Lantas, apakah Indonesia akan benar-benar mampu untuk mengadakan riset ilmiah yang berkaitan dengan pencarian exoplanet?
Ia menilai, semua teleskop dengan diameter besar memungkinkan untuk mengamati exoplanet. Pengamatan exoplanet memiliki beragam metode, seperti, radial velocity method, transit photometry method, astrometry method, microlencing method, timing variation method, dan direct imaging method.
“Nah kemungkinan dengan teleskop yang akan dipunyai oleh negara kita nanti, tidak akan bisa untuk melakukan semua metode tersebut, jadi pasti akan ada paduan atau kolaborasi ilmiah dengan pengamatan dari observatorium lain (negara lain) untuk kemudian bisa diperlebar lagi area pengamatannya supaya lebih akurat,” kata Venzha Christ.
Terkait pemberitaan di media massa yang menyebutkan kata pencarian alien, Venzha Christ menuturkan narasumber dari LAPAN tidak pernah mengatakan kata alien.
“Sebenarnya juga tidak akan menjadi masalah karena arti kata alien dalam sains adalah sebuah entitas yang belum diketahui keberadaannya dan belum bisa didefinisikan secara pasti baik bentuk maupun unsur penyusun kimianya,” tuturnya.
Baca Juga: Pertama di Asia Tenggara, Simulasi Hidup di Mars Akan Digelar di Jogja
Meskipun demikian, masyarakat atau publik secara umum (awam) memiliki kecenderungan menggunakan terminologi alien mengacu pada sebuah imajinasi bentuk humanoid yang sering dilihat pada banyak film fiksi ilmiah.
Venzha Christ berpendapat, berita itu menjadi viral karena imajinasi publik mengenai sebuah masa kapan manusia di Bumi bisa segera melihat alien dalam wujud aslinya.

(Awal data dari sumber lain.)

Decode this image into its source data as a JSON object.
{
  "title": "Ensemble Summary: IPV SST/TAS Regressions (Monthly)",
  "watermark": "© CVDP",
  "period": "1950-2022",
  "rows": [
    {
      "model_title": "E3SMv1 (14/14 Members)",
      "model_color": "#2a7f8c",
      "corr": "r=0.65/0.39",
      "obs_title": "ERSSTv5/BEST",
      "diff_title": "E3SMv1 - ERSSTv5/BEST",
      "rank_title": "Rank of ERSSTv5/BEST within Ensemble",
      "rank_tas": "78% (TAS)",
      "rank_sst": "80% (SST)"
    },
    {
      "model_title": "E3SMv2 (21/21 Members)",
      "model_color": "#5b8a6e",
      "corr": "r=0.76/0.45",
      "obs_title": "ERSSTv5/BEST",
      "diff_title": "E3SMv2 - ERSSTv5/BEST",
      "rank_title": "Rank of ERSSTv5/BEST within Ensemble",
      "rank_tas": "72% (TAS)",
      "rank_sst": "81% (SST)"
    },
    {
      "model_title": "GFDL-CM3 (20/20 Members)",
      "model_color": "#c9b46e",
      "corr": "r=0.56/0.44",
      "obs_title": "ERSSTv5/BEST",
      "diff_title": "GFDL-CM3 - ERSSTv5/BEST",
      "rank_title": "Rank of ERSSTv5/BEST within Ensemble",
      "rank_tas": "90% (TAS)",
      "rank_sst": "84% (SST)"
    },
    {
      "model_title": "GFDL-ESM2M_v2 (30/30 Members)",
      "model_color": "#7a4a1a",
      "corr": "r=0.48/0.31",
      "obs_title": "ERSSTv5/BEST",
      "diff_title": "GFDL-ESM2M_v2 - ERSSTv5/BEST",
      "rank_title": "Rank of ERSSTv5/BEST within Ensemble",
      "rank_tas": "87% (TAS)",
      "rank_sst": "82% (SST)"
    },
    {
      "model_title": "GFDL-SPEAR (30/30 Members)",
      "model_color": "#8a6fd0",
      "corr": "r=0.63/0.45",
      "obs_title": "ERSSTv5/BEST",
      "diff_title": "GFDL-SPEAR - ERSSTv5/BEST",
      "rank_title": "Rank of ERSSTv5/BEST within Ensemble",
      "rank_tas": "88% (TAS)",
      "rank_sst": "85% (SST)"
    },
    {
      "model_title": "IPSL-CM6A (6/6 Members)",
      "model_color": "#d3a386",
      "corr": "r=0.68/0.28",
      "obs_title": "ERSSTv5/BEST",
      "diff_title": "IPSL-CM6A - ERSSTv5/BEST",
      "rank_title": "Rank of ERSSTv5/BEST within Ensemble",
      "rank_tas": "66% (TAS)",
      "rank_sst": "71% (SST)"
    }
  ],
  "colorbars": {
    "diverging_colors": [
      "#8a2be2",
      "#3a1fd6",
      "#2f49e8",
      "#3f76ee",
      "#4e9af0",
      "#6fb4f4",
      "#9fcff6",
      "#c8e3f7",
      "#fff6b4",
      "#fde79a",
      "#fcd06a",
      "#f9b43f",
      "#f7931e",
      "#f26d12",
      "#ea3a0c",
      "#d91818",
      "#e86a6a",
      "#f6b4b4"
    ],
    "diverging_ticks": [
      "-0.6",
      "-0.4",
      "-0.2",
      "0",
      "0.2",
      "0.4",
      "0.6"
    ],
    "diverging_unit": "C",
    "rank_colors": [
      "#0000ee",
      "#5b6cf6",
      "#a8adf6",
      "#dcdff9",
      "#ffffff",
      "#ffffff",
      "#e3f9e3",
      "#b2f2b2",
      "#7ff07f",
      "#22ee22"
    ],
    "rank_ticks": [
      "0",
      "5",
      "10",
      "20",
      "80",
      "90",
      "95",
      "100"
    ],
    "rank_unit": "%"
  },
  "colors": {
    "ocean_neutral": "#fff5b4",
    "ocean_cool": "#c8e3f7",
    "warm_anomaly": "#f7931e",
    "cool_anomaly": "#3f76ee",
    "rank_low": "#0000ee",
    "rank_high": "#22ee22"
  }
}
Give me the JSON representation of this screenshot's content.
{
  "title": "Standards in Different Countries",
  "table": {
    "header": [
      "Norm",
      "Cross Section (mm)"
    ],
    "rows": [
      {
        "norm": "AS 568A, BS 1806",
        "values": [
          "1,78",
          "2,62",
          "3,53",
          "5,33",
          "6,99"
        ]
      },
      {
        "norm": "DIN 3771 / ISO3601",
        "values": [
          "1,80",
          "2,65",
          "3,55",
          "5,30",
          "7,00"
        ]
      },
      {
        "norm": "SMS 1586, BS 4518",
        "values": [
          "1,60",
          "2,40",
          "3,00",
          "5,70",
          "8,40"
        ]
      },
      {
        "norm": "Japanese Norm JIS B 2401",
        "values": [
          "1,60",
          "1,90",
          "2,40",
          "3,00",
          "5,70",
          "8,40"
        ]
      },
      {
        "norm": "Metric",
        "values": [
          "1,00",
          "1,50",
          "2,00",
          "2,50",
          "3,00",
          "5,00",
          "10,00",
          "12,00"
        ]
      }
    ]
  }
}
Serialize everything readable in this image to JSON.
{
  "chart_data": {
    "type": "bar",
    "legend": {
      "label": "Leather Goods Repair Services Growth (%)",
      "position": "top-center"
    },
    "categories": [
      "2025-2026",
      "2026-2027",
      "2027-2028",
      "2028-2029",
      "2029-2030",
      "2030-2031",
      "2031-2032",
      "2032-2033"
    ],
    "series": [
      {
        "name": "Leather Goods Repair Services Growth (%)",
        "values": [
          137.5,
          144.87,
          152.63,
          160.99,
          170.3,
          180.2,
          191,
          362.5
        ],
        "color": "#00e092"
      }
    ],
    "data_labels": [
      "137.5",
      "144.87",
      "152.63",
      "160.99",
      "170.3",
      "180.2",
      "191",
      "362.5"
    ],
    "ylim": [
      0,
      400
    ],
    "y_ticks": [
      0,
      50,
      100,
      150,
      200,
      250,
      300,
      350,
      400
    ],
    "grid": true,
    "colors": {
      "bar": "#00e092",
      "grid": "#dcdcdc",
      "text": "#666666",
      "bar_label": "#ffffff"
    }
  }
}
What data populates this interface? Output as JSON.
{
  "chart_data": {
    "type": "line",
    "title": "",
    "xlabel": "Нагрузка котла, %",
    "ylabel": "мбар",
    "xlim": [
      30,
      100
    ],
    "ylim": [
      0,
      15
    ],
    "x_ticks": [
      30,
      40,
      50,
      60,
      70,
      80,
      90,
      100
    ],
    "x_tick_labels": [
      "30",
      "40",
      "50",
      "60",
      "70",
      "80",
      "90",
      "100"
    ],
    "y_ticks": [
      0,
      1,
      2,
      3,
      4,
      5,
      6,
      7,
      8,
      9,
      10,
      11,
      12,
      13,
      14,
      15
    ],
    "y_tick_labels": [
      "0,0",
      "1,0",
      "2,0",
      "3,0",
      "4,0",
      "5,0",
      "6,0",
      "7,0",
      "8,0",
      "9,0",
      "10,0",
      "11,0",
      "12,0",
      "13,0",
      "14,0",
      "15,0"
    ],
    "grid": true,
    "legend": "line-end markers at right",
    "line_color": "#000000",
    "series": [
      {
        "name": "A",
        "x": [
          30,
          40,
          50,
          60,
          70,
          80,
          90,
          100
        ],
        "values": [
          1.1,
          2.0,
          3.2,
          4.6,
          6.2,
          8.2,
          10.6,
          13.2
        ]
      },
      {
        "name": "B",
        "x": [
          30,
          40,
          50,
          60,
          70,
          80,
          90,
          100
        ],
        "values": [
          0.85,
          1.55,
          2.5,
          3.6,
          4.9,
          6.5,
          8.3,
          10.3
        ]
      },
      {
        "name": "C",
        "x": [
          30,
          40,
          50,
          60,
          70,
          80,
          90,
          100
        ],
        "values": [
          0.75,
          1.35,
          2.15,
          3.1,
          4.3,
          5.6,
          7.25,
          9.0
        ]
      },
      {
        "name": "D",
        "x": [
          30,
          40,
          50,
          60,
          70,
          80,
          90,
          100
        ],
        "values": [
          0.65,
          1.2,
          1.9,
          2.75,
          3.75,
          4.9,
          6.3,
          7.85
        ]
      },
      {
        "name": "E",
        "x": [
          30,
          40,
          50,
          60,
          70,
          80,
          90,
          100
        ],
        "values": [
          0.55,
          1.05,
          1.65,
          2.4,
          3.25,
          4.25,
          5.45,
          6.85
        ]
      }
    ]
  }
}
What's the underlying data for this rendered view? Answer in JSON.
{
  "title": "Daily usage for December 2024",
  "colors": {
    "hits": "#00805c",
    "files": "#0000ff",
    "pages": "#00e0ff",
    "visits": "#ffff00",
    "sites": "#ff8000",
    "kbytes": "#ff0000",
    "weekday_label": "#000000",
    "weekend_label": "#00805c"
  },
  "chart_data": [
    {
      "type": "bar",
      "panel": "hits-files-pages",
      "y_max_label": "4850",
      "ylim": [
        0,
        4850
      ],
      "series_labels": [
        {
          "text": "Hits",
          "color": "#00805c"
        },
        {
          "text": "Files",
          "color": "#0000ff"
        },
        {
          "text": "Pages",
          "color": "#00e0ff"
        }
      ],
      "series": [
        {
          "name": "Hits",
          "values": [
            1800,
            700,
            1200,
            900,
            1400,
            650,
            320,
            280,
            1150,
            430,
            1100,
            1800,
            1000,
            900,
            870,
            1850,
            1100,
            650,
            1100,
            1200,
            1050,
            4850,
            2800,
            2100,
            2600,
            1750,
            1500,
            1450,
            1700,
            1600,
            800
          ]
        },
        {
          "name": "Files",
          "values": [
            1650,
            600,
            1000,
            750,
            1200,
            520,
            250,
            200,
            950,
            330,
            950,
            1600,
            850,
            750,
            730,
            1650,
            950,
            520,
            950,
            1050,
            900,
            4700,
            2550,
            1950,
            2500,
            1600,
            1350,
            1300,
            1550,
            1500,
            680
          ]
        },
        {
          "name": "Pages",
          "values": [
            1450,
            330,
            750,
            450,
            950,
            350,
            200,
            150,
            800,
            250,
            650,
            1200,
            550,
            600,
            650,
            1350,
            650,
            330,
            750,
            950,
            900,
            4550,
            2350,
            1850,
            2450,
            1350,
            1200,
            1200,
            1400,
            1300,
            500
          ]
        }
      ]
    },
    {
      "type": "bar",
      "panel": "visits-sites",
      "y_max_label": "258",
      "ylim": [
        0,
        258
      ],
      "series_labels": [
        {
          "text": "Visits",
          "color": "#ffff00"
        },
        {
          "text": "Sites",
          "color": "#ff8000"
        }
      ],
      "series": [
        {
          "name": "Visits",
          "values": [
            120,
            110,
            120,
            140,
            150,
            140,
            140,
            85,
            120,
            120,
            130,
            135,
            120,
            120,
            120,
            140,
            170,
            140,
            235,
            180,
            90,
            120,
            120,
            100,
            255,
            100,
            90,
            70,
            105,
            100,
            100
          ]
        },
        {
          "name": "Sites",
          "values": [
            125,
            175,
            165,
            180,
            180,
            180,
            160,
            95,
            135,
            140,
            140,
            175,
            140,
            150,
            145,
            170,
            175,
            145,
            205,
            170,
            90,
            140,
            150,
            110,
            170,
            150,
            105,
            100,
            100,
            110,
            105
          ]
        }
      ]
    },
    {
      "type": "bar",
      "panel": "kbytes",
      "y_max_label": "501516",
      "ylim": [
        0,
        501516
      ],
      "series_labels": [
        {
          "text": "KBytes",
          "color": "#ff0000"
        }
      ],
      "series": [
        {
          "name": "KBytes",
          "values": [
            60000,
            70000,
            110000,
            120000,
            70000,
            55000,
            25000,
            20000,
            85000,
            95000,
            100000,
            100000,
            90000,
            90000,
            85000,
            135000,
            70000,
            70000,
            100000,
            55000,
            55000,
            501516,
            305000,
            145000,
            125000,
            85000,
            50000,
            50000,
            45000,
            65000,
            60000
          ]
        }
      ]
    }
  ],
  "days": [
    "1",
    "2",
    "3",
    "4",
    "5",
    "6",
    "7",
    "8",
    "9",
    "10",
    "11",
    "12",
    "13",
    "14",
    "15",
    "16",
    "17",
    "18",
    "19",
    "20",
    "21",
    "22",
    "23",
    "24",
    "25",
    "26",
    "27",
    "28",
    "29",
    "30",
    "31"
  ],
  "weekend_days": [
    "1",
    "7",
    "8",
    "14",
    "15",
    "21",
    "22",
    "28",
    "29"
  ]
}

Dalam hal ini sebenarnya tidak ada yang perlu disalahkan, hanya saja ia menyarankan sebuah pemberitaan sebaiknya juga disertai dengan sebuah pemahaman dan landasan teori yang benar sehingga tidak menimbulkan kegaduhan dan berpotensi menghasilkan hoaks.
Direktur ISSS ini berharap pencarian exoplanet dan planet dengan alien bisa berjalan dengan lancar, mengingat saat ini masih berada di masa pandemi. Tidak menutup kemungkinan juga muncul kendala-kendala teknis lain pasca pandemi dalam persiapan pembangunan Observatorium Nasional (OBNAS) ini.